The Drunk Driver Wrecked His Car. Allstate Wrecked His Peace — Inside the $100 Million Lawsuit That Started Over a $45 Rental Car Dispute
By: the Shelby County Observers Public Affairs Desk
October 9, 2025
For years, Allstate has promised that its customers are “in good hands.” But Pastor Gerald Kiner says that when he needed those hands the most, they let go.
In a new federal lawsuit seeking $100 million in damages, Kiner describes a nightmarish sequence that began after a drunk driver slammed into his vehicle on July 1. He survived the crash, but the ordeal that followed, he says, was almost worse: a billion-dollar insurance empire turning petty over a $45-a-day rental car.
Kiner’s policy entitled him to a 45-day rental, long enough for his totaled vehicle to be inspected and a settlement check issued. Instead, he alleges, Allstate and its affiliates began calling within days—pressuring him to surrender the rental before the claim was even processed, before he had any check in hand.
“I believed I was in good hands,” Kiner told Shelby County Observers. “But those hands pushed me out the door.
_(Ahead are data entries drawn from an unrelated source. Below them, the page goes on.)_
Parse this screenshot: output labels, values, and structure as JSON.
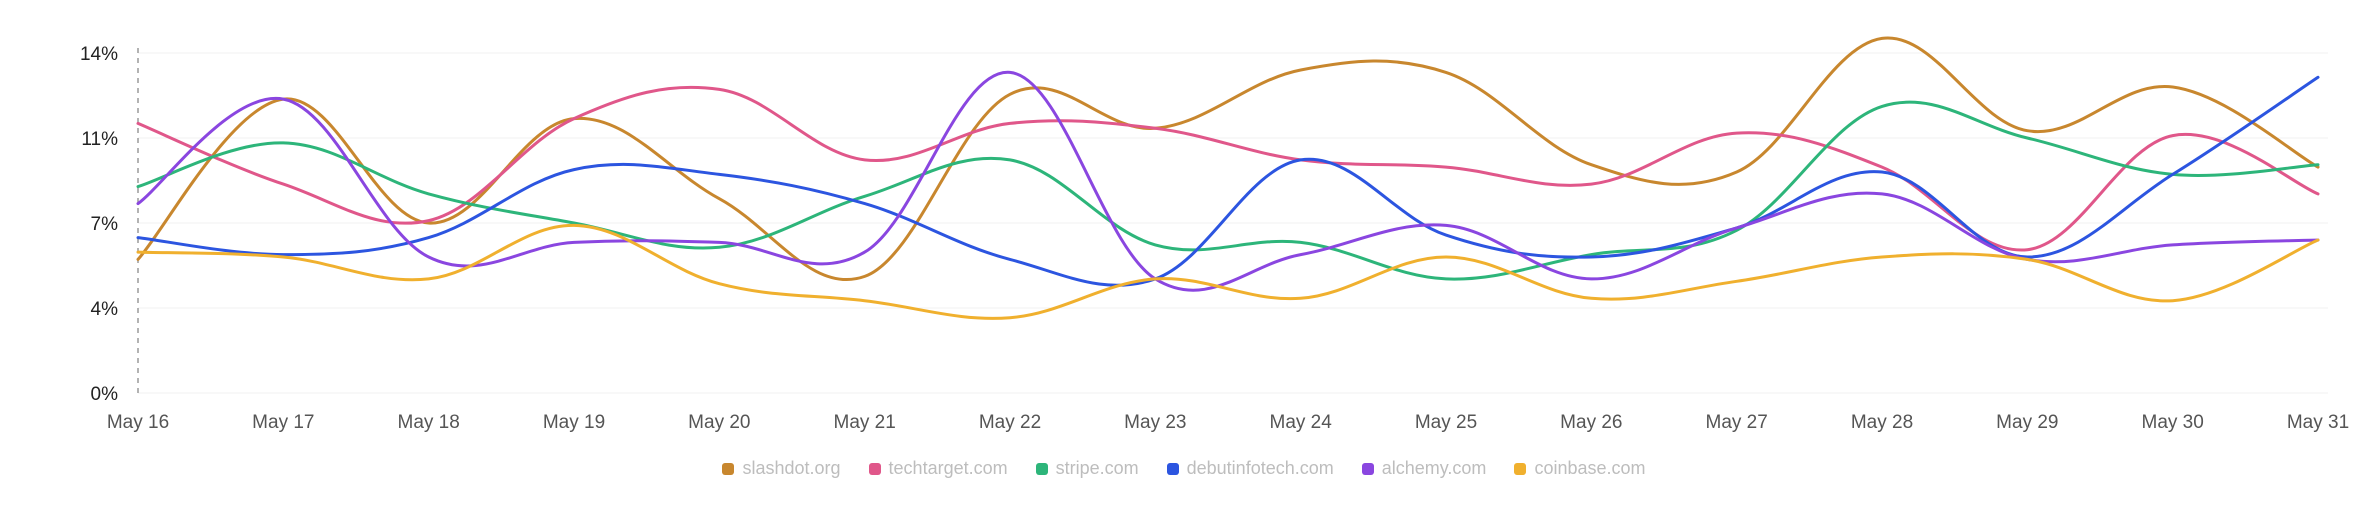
{
  "chart_data": {
    "type": "line",
    "categories": [
      "May 16",
      "May 17",
      "May 18",
      "May 19",
      "May 20",
      "May 21",
      "May 22",
      "May 23",
      "May 24",
      "May 25",
      "May 26",
      "May 27",
      "May 28",
      "May 29",
      "May 30",
      "May 31"
    ],
    "y_ticks": [
      "0%",
      "4%",
      "7%",
      "11%",
      "14%"
    ],
    "ylim": [
      0,
      14
    ],
    "grid": "horizontal, faint",
    "legend_position": "bottom-center",
    "series": [
      {
        "name": "slashdot.org",
        "color": "#C8872E",
        "values": [
          5.5,
          12.1,
          7.0,
          11.3,
          8.0,
          4.8,
          12.3,
          10.9,
          13.3,
          13.2,
          9.4,
          9.1,
          14.6,
          10.8,
          12.6,
          9.3
        ]
      },
      {
        "name": "techtarget.com",
        "color": "#E0578A",
        "values": [
          11.1,
          8.6,
          7.1,
          11.3,
          12.5,
          9.6,
          11.1,
          10.9,
          9.6,
          9.3,
          8.6,
          10.7,
          9.3,
          5.9,
          10.6,
          8.2
        ]
      },
      {
        "name": "stripe.com",
        "color": "#2DB57A",
        "values": [
          8.5,
          10.3,
          8.2,
          7.0,
          6.0,
          8.1,
          9.6,
          6.1,
          6.2,
          4.7,
          5.7,
          6.7,
          11.8,
          10.5,
          9.0,
          9.4
        ]
      },
      {
        "name": "debutinfotech.com",
        "color": "#2C55E0",
        "values": [
          6.4,
          5.7,
          6.4,
          9.2,
          9.0,
          7.8,
          5.5,
          4.7,
          9.6,
          6.5,
          5.6,
          6.8,
          9.1,
          5.6,
          9.0,
          13.0
        ]
      },
      {
        "name": "alchemy.com",
        "color": "#8A46E0",
        "values": [
          7.8,
          12.1,
          5.6,
          6.2,
          6.2,
          5.8,
          13.2,
          4.7,
          5.7,
          6.9,
          4.7,
          6.8,
          8.2,
          5.5,
          6.1,
          6.3
        ]
      },
      {
        "name": "coinbase.com",
        "color": "#F0B02E",
        "values": [
          5.8,
          5.6,
          4.7,
          6.9,
          4.5,
          3.8,
          3.1,
          4.7,
          3.9,
          5.6,
          3.9,
          4.6,
          5.6,
          5.5,
          3.8,
          6.3
        ]
      }
    ]
  }
}
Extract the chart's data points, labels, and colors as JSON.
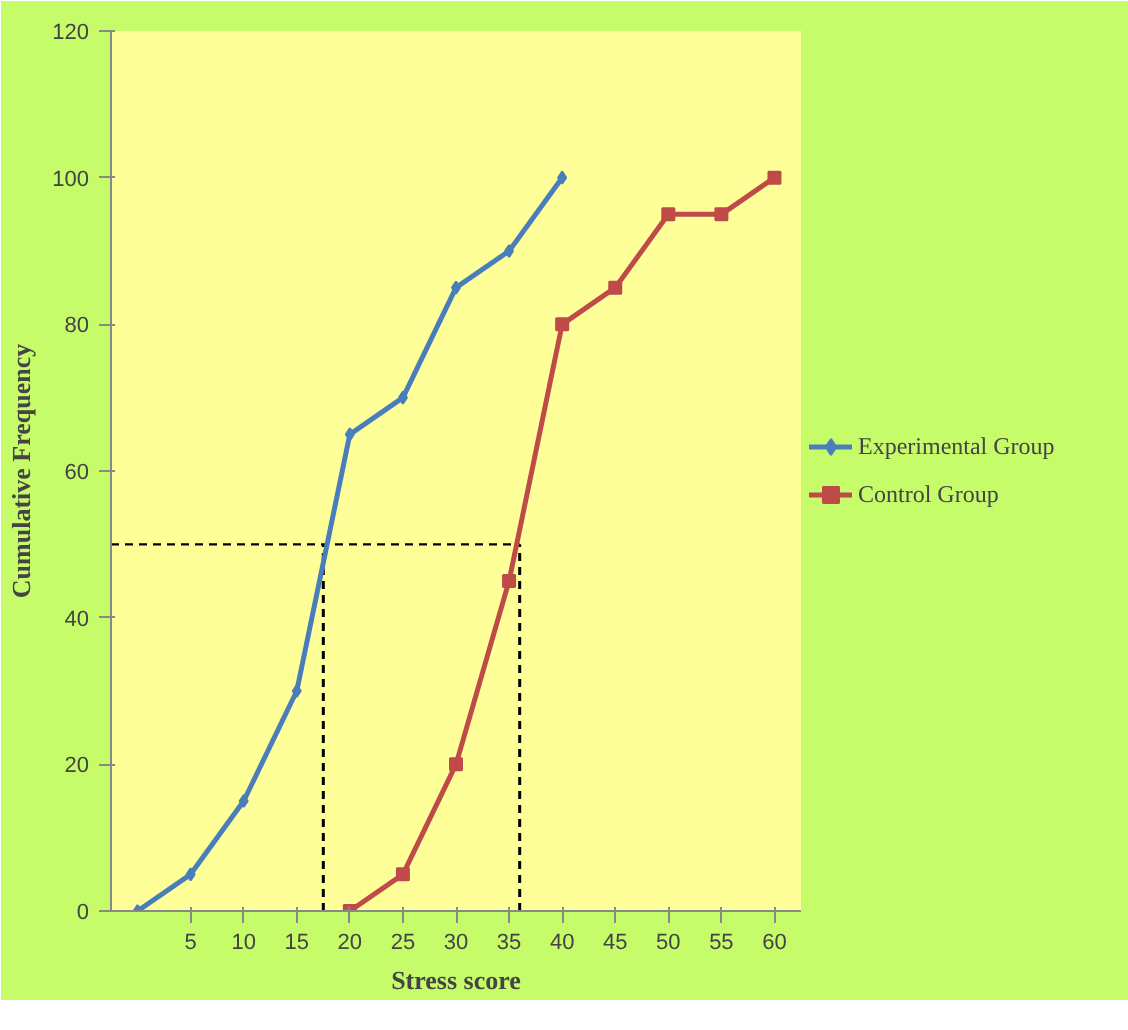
{
  "chart_data": {
    "type": "line",
    "xlabel": "Stress score",
    "ylabel": "Cumulative Frequency",
    "xlim": [
      -2.5,
      62.5
    ],
    "xticks": [
      5,
      10,
      15,
      20,
      25,
      30,
      35,
      40,
      45,
      50,
      55,
      60
    ],
    "ylim": [
      0,
      120
    ],
    "yticks": [
      0,
      20,
      40,
      60,
      80,
      100,
      120
    ],
    "series": [
      {
        "name": "Experimental Group",
        "color": "#4a7ebb",
        "marker": "diamond",
        "x": [
          0,
          5,
          10,
          15,
          20,
          25,
          30,
          35,
          40
        ],
        "values": [
          0,
          5,
          15,
          30,
          65,
          70,
          85,
          90,
          100
        ]
      },
      {
        "name": "Control Group",
        "color": "#be4b48",
        "marker": "square",
        "x": [
          20,
          25,
          30,
          35,
          40,
          45,
          50,
          55,
          60
        ],
        "values": [
          0,
          5,
          20,
          45,
          80,
          85,
          95,
          95,
          100
        ]
      }
    ],
    "ref_lines": [
      {
        "axis": "y",
        "value": 50,
        "color": "#000000",
        "line_style": "dashed"
      },
      {
        "axis": "x",
        "value": 17.5,
        "color": "#000000",
        "line_style": "dashed"
      },
      {
        "axis": "x",
        "value": 36,
        "color": "#000000",
        "line_style": "dashed"
      }
    ],
    "grid": false,
    "legend": "right"
  }
}
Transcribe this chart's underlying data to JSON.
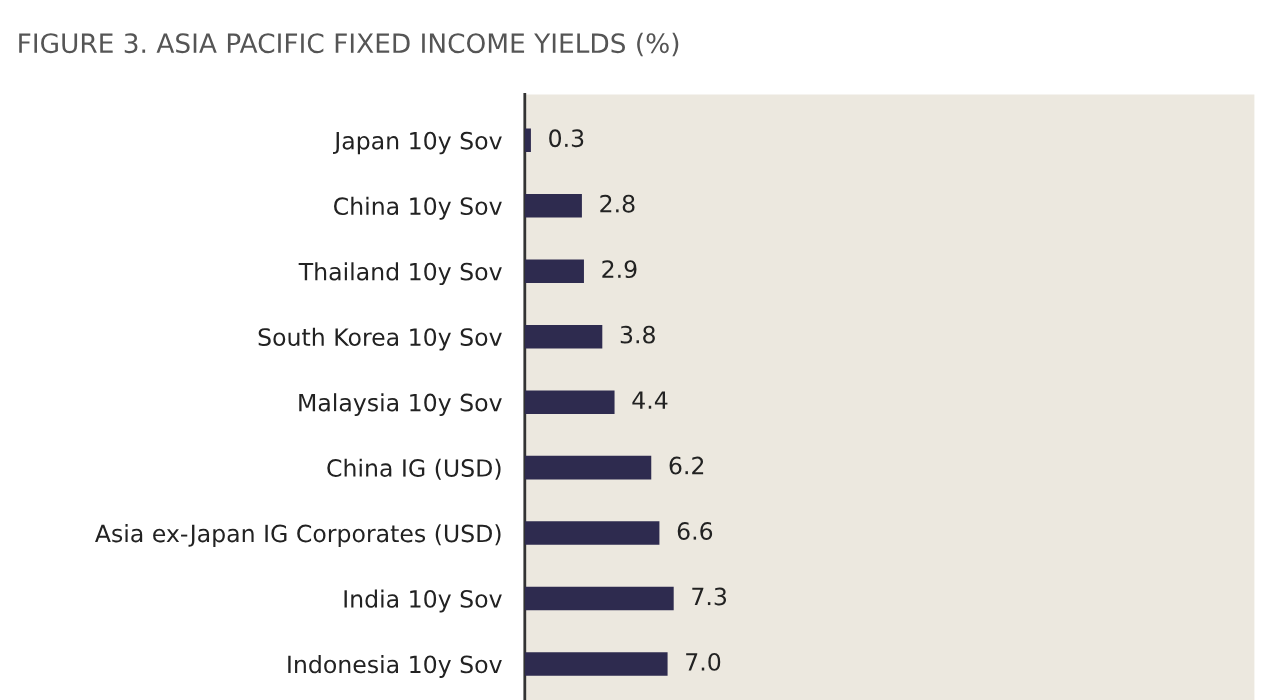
{
  "chart_data": {
    "type": "bar",
    "orientation": "horizontal",
    "title": "FIGURE 3. ASIA PACIFIC FIXED INCOME YIELDS (%)",
    "categories": [
      "Japan 10y Sov",
      "China 10y Sov",
      "Thailand 10y Sov",
      "South Korea 10y Sov",
      "Malaysia 10y Sov",
      "China IG (USD)",
      "Asia ex-Japan IG Corporates (USD)",
      "India 10y Sov",
      "Indonesia 10y Sov"
    ],
    "values": [
      0.3,
      2.8,
      2.9,
      3.8,
      4.4,
      6.2,
      6.6,
      7.3,
      7.0
    ],
    "value_labels": [
      "0.3",
      "2.8",
      "2.9",
      "3.8",
      "4.4",
      "6.2",
      "6.6",
      "7.3",
      "7.0"
    ],
    "color": "#2e2b4f",
    "grid": false,
    "legend": false
  }
}
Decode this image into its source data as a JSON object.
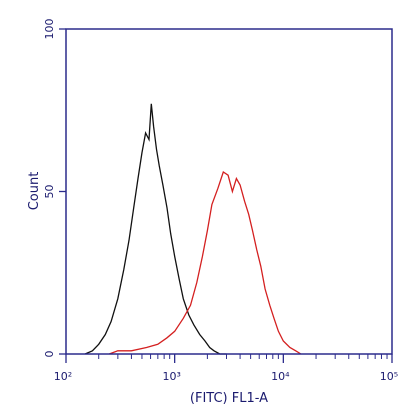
{
  "chart_data": {
    "type": "line",
    "title": "",
    "xlabel": "(FITC) FL1-A",
    "ylabel": "Count",
    "xscale": "log",
    "xlim": [
      100,
      100000
    ],
    "ylim": [
      0,
      100
    ],
    "x_tick_labels": [
      "10²",
      "10³",
      "10⁴",
      "10⁵"
    ],
    "y_tick_labels": [
      "0",
      "50",
      "100"
    ],
    "grid": false,
    "legend": "none",
    "colors": {
      "frame": "#2b2b8c",
      "text": "#1a1a6e",
      "series_black": "#111111",
      "series_red": "#d42020"
    },
    "series": [
      {
        "color": "#111111",
        "x": [
          150,
          175,
          200,
          230,
          260,
          300,
          340,
          380,
          420,
          460,
          500,
          540,
          580,
          610,
          640,
          680,
          720,
          780,
          850,
          920,
          1000,
          1100,
          1200,
          1350,
          1500,
          1700,
          1900,
          2100,
          2300,
          2600,
          3000
        ],
        "y": [
          0,
          1,
          3,
          6,
          10,
          17,
          26,
          35,
          45,
          54,
          62,
          68,
          66,
          77,
          70,
          63,
          58,
          52,
          45,
          37,
          30,
          23,
          17,
          12,
          9,
          6,
          4,
          2,
          1,
          0,
          0
        ]
      },
      {
        "color": "#d42020",
        "x": [
          250,
          300,
          400,
          550,
          700,
          850,
          1000,
          1200,
          1400,
          1600,
          1800,
          2000,
          2200,
          2500,
          2800,
          3100,
          3400,
          3700,
          4000,
          4400,
          4800,
          5200,
          5700,
          6200,
          6800,
          7500,
          8200,
          9000,
          10000,
          11500,
          13000,
          14500
        ],
        "y": [
          0,
          1,
          1,
          2,
          3,
          5,
          7,
          11,
          15,
          22,
          30,
          38,
          46,
          51,
          56,
          55,
          50,
          54,
          52,
          47,
          43,
          38,
          32,
          27,
          20,
          15,
          11,
          7,
          4,
          2,
          1,
          0
        ]
      }
    ]
  }
}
The drunk driver wrecked my car, but Allstate wrecked my emotional state, my spirit, my peace, and my faith in what it means to be in good hands.”
The complaint portrays a man juggling medical therapy for whiplash, the daily care of a special-needs toddler, and a company that seemed more determined to reclaim a car than to honor a contract.
Now, the Memphis pastor who has spent decades serving his community says he’s standing up not just for himself but for every policyholder who has felt small in the face of a multibillion-dollar insurer. His filing accuses Allstate, Esurance, and National General of bad faith, breach of contract, and emotional distress, arguing that their actions were deliberate, not bureaucratic.
For Kiner, the lawsuit is about more than money. It’s about the betrayal that comes when a slogan—“You’re in good hands with Allstate”—collides with reality: a father standing in the parking lot of a rental car company, forced to return his vehicle prematurely by his own insurer, wondering how he will get to pick up his two-year-old son from school.
According to Kiner, the emotional toll of Allstate’s handling of his rental car claim eclipsed even the trauma of the crash itself. “Being hit by a drunk driver was terrifying,” he said, “but what came afterward—being ignored, pressured, and treated like a nobody by a company that promised to protect me—cut deeper. There was no way to explain to my son why we no longer had a car. The accident hurt my body,” Kiner said quietly. “But Allstate hurt my spirit.”